Thank you very much for your time and attention.
Best regards,
tvauce

2. Originally Posted by tvauce
Dear friends,

I am trying to solve a system identification problem using EKF. The state which I need to estimate include displacement (d), velocity (v) and system stiffness (k), i.e. X=[d v k]'.
Because only d & v change with time, time derivative of state vector X will produce zero value for the third term (since k=const), i.e. dX/dt=[v a 0]' (in which a is acceleration).
Time update equation using EKF:
X(k+1)=X(k)+dX/dt*T
where T is time step.
Following this equation, my stiffness component k of the state vector X can not be updated meaning that the initial guess value of k is kept unchanged through time update process.
In the observation equation update
X(k+1)=X(k+1)+K*(z(k+1)-h(X))
My observation is displacement d, the Kalman gain K has the size of 3x1 with the last component having zero value at every time instant. My stiffness component of the state vector is thus can not be updated either.
Hence, following EKF procedure, my last component of state vector k can not be updated meanwhile d & v is updated correctly.

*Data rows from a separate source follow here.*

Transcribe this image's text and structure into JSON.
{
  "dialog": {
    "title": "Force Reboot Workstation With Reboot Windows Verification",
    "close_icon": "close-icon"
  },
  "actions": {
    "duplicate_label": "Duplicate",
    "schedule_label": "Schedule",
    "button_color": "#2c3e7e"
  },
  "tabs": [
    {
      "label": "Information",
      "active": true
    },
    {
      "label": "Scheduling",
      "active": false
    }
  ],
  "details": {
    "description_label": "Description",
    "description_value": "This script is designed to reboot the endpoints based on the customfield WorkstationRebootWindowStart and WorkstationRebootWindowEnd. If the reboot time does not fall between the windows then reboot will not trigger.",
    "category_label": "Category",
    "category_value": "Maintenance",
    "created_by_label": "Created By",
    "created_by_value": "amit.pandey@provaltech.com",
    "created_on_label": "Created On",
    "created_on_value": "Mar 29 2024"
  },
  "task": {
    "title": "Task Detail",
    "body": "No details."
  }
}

Thank you very much for your time and attention.
Best regards,
tvauce
You are telling us that there is no relationship between the stiffness and
displacement and displacement rate (and no mixing between $k$ and $d$ and $v$
during time propagation). Also that the initial covariance is of
the form:

$\left(
\begin{array}{cc}
Q & 0\\
0 &q
\end{array}
\right)$

where $Q$ is the covariance matrix of the initial estimate of ${d \brack v}$, and $q$ the
variance of the initial estimate of $k$.

If this is so then $k$ is unobservable in this model.

What exactly is $k$ doing?

RonL

3. Dear RonL,

All of my variable have the relationship through a second order differential equation:
m*a+0*v+k*d=u
in which m is known constant, u is observed time history input and
dd/dt=v; dv/dt=a (time derivative of d and v, respectively)
with that relationship, can I observe k?

Thank you very much.

Best regards,
tvauce